When I used to drive Interstate 10 over San Gorgonio Pass to visit my parents in Palm Springs, I was always thrilled to see the 3,000 windmills on each side of the freeway.
Currently they produce 615 MW of power, and until I did the research for this column, I did not realize that most of these wind turbines came from Denmark, which now exports half the wind turbines in the world.
Denmark generates on average 20 percent of its electricity from wind, and on a really stormy day, the power produced exceeds the needs of this country of 5.5 million people. Dramatic improvement in efficiency and durability mean more energy and shut downs only in extreme conditions.
Today over 80 percent of Danish wind mills are owned by cooperatives or individual farmers. Substantial tax credits were required to get this industry off the ground, but this government support has paid off in spades.
World-wide the wind industry has been growing 30 percent per year for the last 10 years, constantly outpacing its own projections. The EU countries met their own goal of 40,000 MW five years early.
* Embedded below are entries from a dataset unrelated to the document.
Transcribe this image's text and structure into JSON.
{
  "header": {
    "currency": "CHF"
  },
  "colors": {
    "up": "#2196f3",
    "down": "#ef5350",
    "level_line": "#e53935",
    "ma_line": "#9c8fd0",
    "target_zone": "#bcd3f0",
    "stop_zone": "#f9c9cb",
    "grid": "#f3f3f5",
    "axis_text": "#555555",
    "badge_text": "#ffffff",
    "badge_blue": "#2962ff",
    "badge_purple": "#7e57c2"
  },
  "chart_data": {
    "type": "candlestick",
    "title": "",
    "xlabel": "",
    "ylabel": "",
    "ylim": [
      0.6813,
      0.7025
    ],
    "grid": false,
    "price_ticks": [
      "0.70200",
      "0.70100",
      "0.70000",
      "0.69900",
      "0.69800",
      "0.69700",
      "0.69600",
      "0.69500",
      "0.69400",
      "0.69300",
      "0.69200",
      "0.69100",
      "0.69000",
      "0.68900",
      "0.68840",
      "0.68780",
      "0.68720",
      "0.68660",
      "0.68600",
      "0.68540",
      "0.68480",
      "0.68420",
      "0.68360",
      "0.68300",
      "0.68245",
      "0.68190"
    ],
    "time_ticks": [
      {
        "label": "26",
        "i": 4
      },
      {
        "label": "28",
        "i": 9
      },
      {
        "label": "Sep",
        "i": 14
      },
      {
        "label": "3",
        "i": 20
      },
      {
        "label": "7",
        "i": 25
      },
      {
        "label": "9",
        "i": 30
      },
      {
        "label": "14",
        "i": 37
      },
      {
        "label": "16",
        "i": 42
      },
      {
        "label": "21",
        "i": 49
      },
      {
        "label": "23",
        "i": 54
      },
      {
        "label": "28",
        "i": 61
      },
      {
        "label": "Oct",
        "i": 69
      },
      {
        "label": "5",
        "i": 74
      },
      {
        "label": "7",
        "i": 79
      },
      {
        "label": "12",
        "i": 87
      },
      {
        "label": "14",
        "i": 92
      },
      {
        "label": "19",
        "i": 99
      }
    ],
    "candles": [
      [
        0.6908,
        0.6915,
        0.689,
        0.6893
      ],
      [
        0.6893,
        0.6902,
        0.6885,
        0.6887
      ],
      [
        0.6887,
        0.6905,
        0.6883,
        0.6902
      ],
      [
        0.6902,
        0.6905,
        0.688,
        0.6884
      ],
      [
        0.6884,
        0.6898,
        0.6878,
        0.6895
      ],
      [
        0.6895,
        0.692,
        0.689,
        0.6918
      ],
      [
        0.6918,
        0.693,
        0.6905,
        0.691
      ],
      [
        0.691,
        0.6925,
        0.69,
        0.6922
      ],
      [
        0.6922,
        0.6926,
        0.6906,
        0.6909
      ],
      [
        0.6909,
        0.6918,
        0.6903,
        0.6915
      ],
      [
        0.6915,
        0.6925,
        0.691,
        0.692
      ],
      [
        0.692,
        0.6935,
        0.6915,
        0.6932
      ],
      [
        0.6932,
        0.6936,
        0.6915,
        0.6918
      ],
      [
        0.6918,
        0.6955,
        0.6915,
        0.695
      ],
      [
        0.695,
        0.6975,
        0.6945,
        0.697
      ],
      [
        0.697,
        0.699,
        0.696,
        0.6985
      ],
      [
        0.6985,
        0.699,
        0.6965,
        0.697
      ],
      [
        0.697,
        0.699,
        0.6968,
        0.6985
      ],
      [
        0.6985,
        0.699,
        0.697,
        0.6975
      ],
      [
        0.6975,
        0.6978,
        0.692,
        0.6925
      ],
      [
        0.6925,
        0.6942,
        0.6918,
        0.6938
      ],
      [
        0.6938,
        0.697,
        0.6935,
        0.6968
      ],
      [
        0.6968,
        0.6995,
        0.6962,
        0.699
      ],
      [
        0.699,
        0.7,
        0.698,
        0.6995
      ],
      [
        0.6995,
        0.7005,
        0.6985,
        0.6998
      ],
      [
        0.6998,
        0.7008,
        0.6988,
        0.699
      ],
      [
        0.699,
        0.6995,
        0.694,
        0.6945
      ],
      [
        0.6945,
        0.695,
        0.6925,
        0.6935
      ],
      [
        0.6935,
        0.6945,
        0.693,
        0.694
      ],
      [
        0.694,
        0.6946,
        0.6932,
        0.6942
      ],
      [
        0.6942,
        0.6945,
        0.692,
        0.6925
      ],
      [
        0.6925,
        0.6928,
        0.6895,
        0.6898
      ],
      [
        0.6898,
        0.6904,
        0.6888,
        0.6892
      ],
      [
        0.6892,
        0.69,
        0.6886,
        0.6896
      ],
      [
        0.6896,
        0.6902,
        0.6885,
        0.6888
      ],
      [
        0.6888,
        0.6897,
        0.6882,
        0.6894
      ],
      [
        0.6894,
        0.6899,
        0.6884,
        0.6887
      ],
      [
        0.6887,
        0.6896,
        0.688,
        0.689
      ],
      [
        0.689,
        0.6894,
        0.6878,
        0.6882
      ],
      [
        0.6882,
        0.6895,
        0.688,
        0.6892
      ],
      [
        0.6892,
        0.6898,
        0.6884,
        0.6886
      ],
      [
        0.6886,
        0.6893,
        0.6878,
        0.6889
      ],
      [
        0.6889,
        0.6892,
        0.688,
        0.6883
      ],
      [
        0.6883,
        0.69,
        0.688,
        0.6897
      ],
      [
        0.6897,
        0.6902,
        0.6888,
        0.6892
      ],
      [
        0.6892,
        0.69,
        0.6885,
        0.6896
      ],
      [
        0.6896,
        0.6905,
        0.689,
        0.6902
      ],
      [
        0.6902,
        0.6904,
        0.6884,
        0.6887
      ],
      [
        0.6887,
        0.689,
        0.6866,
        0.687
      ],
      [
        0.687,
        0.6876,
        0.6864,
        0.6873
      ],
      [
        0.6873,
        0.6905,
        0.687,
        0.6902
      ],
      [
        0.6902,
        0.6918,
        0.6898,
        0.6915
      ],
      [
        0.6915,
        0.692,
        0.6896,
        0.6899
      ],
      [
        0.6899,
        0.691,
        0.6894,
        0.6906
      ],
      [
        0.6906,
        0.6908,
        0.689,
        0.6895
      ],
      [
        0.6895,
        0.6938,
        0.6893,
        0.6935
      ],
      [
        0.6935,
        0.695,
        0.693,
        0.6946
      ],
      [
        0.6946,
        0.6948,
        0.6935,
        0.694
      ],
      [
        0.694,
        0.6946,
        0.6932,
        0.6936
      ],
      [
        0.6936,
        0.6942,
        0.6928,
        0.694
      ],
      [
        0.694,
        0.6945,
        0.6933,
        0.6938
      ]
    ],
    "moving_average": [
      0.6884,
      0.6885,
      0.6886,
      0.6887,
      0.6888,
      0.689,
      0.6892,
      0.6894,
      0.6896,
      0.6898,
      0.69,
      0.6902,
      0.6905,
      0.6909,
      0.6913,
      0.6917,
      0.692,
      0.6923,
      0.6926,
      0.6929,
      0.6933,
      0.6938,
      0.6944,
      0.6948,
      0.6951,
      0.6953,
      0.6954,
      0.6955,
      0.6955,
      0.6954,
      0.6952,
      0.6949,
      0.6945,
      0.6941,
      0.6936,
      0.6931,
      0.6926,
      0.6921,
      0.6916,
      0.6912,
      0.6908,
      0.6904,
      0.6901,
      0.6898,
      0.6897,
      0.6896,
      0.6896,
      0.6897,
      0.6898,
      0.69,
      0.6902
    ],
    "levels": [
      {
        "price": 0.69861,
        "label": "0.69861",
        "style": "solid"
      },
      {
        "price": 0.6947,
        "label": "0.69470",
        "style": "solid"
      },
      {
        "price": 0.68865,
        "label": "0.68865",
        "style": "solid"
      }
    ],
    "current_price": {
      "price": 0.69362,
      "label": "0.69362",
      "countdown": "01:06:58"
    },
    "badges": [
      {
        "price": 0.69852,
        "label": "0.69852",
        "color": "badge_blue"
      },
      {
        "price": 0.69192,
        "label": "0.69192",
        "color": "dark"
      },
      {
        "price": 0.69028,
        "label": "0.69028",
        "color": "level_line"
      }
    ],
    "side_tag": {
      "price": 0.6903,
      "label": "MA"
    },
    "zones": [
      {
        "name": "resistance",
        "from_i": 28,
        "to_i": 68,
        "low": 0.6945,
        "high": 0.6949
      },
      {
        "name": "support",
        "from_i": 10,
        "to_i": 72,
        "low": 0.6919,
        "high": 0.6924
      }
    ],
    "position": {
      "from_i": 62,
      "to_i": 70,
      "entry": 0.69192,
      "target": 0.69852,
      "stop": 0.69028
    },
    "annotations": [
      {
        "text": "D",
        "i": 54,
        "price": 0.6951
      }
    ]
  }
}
The American wind industry has been frustrated by lack of support from the Bush administration, which is slavishly committed to petroleum rather than alternative energy sources. The Republican Congress allowed the Production Tax Credit for renewable energy to expire at the end of 2003. The result was that only 389 MW of wind power was added in 2004, making it very difficult for wind and solar investors to proceed.
On April 10, 2008, by a vote of 88 to 8, the Senate passed an energy bill that includes a 2 cent per kilowatt tax credit for renewal energy production that will last 10 years. This bill now goes to the House where it should also pass.
A recent federal study estimated that by 2030 the U.S. wind industry should be producing 300,000 MW at 6-8.5 cents/kwh with no subsidies. By contrast the report calculated that new nuclear power plants would cost 15 cents/kwh.
This is still only 20 percent of projected energy needs, a level that Denmark achieved in 2007. This is embarrassing given the fact that we could have bought the technology from Denmark 30 years at ago at a much lower cost and eliminated billions of tons of greenhouse gases as a result.
The main criticism of wind and solar power is that they depend on the sun shining and the wind blowing. Danish engineers have met this objection in creative ways.
The people on the Danish island of Lolland are using their excess wind power to electrolyze water to produce hydrogen, a form of energy that can be stored. Wind and solar energy can also be stored in batteries and as compressed air to run electric power turbines.
Electricity can be transmitted over long distances much more efficiently as DC current. A DC grid is now in place in Scandinavia, Northern Germany, and the Netherlands, with plans to expand it across the North Sea to Scotland. The wind will always be blowing hard somewhere in this region.
A recent editorial in the Wall Street Journal (5-12-08) claimed that nuclear power should be favored over wind and solar because the federal subsidies per megawatt hour are $1.59, $23.37, and $24.34 respectively.
Suspicious of these figures, Charles Komanoff (Grist, 5-16-08) calculated that nuclear reactor subsidies totaled $154 billion from 1950-1990, or $3.75 billion per year. From 1983-2007 government support for wind and solar was $150 million per year with a serendipitous 25-year total of $3.75 billion.
I returned to Denmark in September, 2007, my first time in 21 years after my second sabbatical there. Coming upon the new 2 MW wind mills in the countryside is an awe-inspiring experience. The 3-blade rotors are 236 feet in diameter and they sit on towers 222 feet high.
Some people find windmills unsightly and don't want them in their backyards, but I join many others in praising them as a beautiful combination of form and function. The fact that it is nonpolluting, renewable energy also adds to the pleasure.
Solar and wind will not be the solution for many places in the world, but together these two green energy options will help the world face the challenge of global warming and offer alternatives to the oil being produced in too many unstable countries.